Hepatitis C infected patients need vitamin D3 supplementation in the era of direct acting antivirals treatment.

It has been reported that the serum level of vitamin D3 (VitD3) could affect the natural course of chronic hepatitis C (CH-C) and the response to treatment with pegylated interferon (Peg-IFN) and ribavirin. Although several mechanisms for the favorable effects of VitD3 supplementation were reported, the total effect of VitD3 supplementation remains unclear. Previously, we reported that supplementation with 1(OH)VitD3 could enhance the Th1 response inducing not only a favorable immune response for viral eradication but also HCC control.
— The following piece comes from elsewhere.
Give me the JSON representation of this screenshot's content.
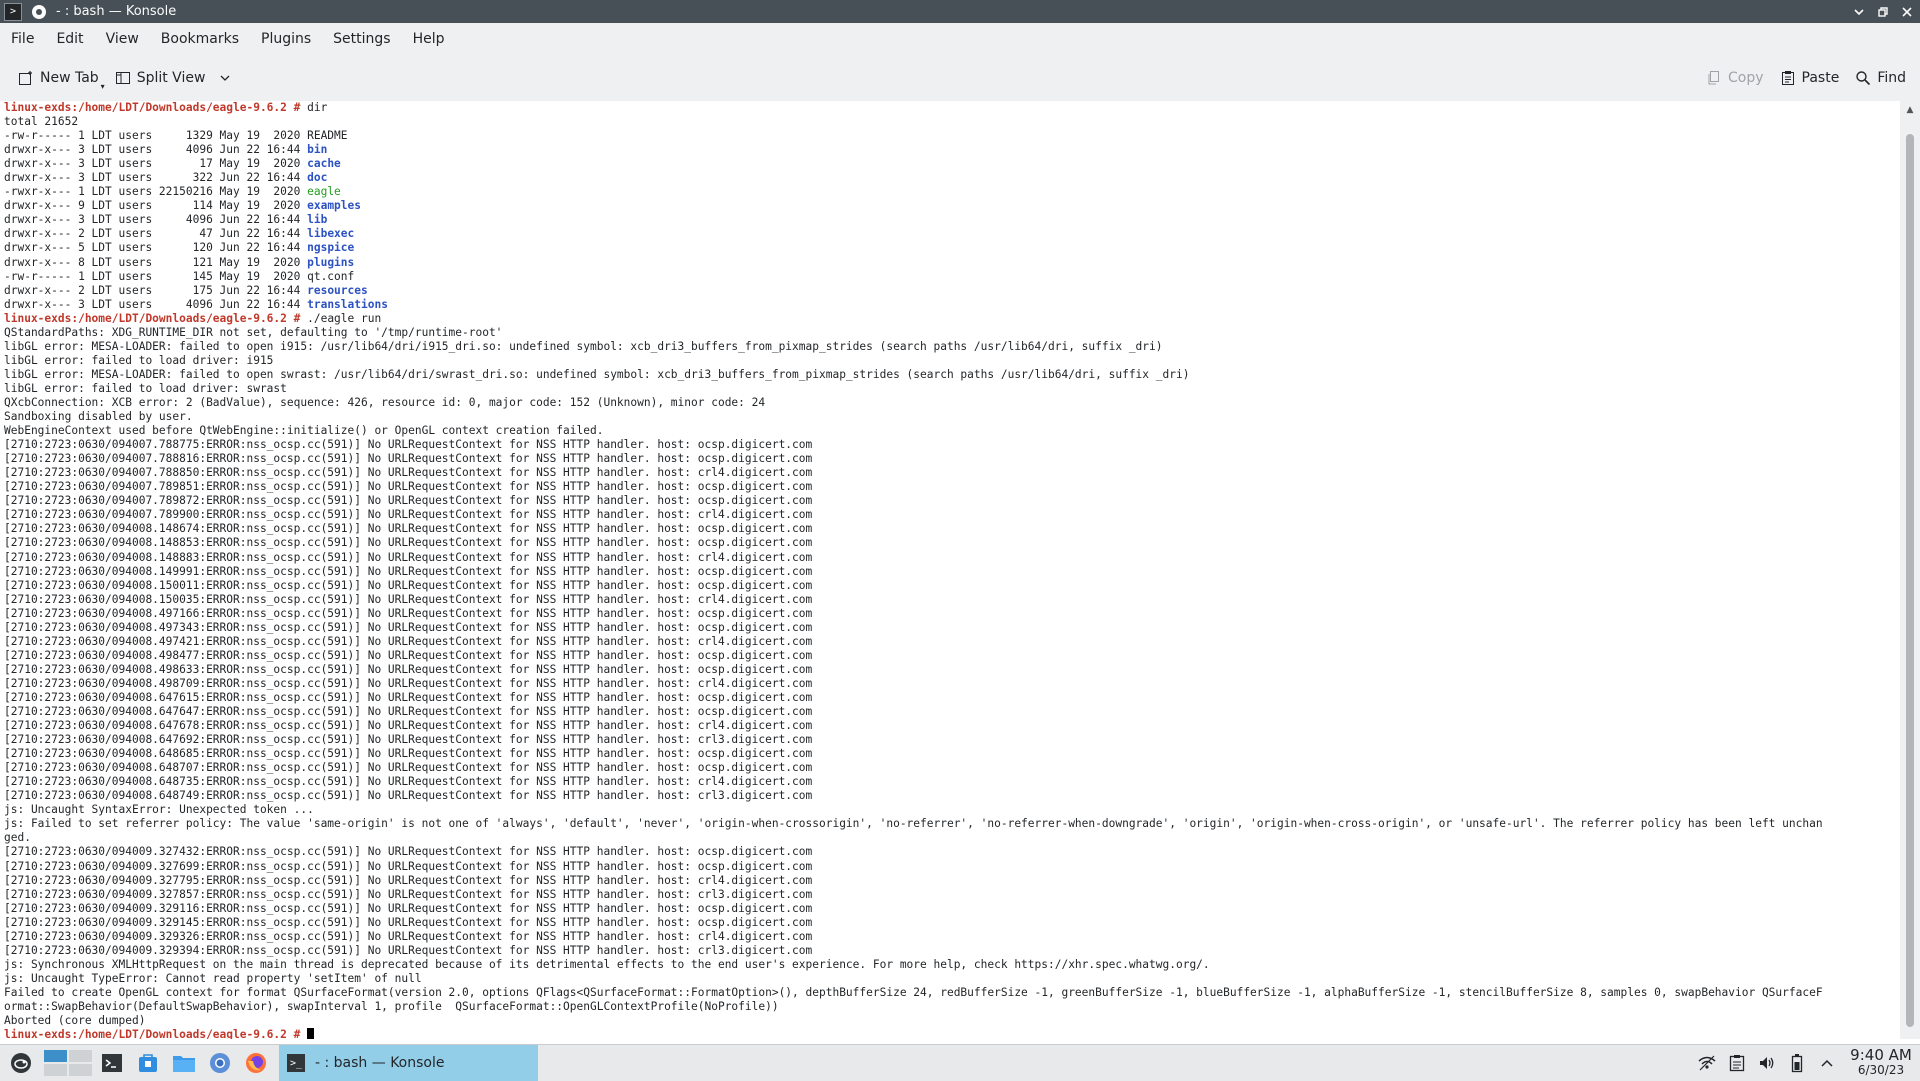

Recently, the main treatment of CH-C should be direct acting antivirals (DAAs) without Peg-IFN. Peg-IFN is a strong immune-modulator. Therefore, an immunological analysis should be carried out to understand the effect of VitD3 after treatment of DAAs without Peg-IFN. The induction of a favorable immune response by adding VitD3 might be able to suppress the hepatocarcinogenesis after achieving SVR, especially in children and elderly patients with severe fibrosis lacking sufficient amounts of VitD3.
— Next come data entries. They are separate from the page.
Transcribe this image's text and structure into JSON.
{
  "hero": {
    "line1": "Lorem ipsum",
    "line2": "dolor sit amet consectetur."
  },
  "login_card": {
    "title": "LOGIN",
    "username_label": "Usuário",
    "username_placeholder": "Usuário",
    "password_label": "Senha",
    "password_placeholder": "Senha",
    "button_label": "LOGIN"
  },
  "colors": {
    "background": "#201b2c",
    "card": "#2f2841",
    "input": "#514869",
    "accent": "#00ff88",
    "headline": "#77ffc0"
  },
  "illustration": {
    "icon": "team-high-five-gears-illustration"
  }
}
Core tip: Although several mechanisms for the favorable effects of vitamin D3 (VitD3) supplementation were reported, the total effect of VitD3 supplementation remains unclear. Recently, the main treatment of chronic hepatitis C should be direct acting antivirals (DAAs) without pegylated interferon (Peg-IFN). Peg-IFN is a strong immune-modulator. Therefore, an immunological analysis should be carried out to understand the effect of VitD3 after treatment of DAAs without Peg-IFN. The induction of a favorable immune response by adding VitD3 might be able to suppress the hepatocarcinogenesis after achieving SVR, especially in children and elderly patients with severe fibrosis lacking sufficient amounts of VitD3.

INTRODUCTION

It has been reported that the serum level of vitamin D3 (VitD3) could affect the natural course of chronic hepatitis C (CH-C) and the response to treatment with pegylated interferon (Peg-IFN) and ribavirin (RBV)[1,2]. Although several mechanisms for the favorable effects of VitD3 supplementation were reported, the total effect of VitD3 supplementation remains unclear. It has been reported that VitD3, as synthesized in the skin by photolysis from 7-dehydrocholesterol, is transported in the blood to the liver where it is hydroxylated at the C-25-position. Then, it is hydroxylated at the C-1α-position to form the active metabolite 1,25(OH)2VitD3 in the kidney. 1,25(OH)2VitD3 is known to regulate calcium and phosphorus metabolism in skeletal homeostasis. Moreover, 1,25(OH)2VitD3 could affect various kinds of immune cells via vitamin D receptor[3,4]. Several groups reported that the amount of 25(OH)VitD3 affects the progression of CH-C and response to Peg-IFN/RBV treatment. Moreover several mechanisms for the favorable effects of VitD3 supplementation in CH-C patients have been reported[5]. Dr. Azza reported that the serum level of 25(OH)VitD3 in CH-C children was significantly lower than that in healthy children. In addition to the treatment response, the deficiency of VitD3 could affect bone density. Therefore, we should consider supplementation with VitD3 for CH-C patients even in the era of direct acting antivirals (DAAs).

DISCUSSION

After a sustained virological response, the risk of hepatocarcinogenesis remains. Previously, we reported that supplementation with 1(OH)VitD3 could enhance the Th1 response inducing not only a favorable immune response for viral eradication but also HCC control[5]. The induction of a favorable immune response by adding VitD3 might be able to suppress the hepatocarcinogenesis after achieving SVR, especially in children and elderly patients lacking sufficient amounts of VitD3. Another group reported that 1,25(OH)2VitD3 could inhibit HCC development through reducing secretion of inflammatory cytokines from immune-related cells[6]. Moreover, it has been reported that reduced 25(OH)VitD3 serum levels were found to be associated with HCV-related HCC[7]. In addition to the risk of HCC development, 25(OH)VitD3 deficiency could be associated with advanced stages of HCC and it could be a prognostic indicator for a poor outcome[8]. In Japan, hepatocarcinogenesis after achieving SVR is an important issue since many CH-C patients are old and have severe fibrosis. Especially, CH-C patients with severe fibrosis might not have sufficient VitD3 since hepatocytes are necessary to metabolize VitD3. Moreover, it has been reported that there might be a relationship between carcinogenesis and insufficient VitD3[6,9]. Therefore, we should analyze the effect of VitD3 supplementation on hepatocarcinogenesis after achieving SVR[7]. Additionally, the immunological effect of VitD3 might differ between DAAs with and without Peg-IFN.

CONCLUSION

Recently, the main treatment of CH-C should be DAAs without Peg-IFN. Peg-IFN is a strong immune-modulator. Therefore, an immunological analysis should be carried out to understand the effect of VitD3 after treatment of DAAs without Peg-IFN.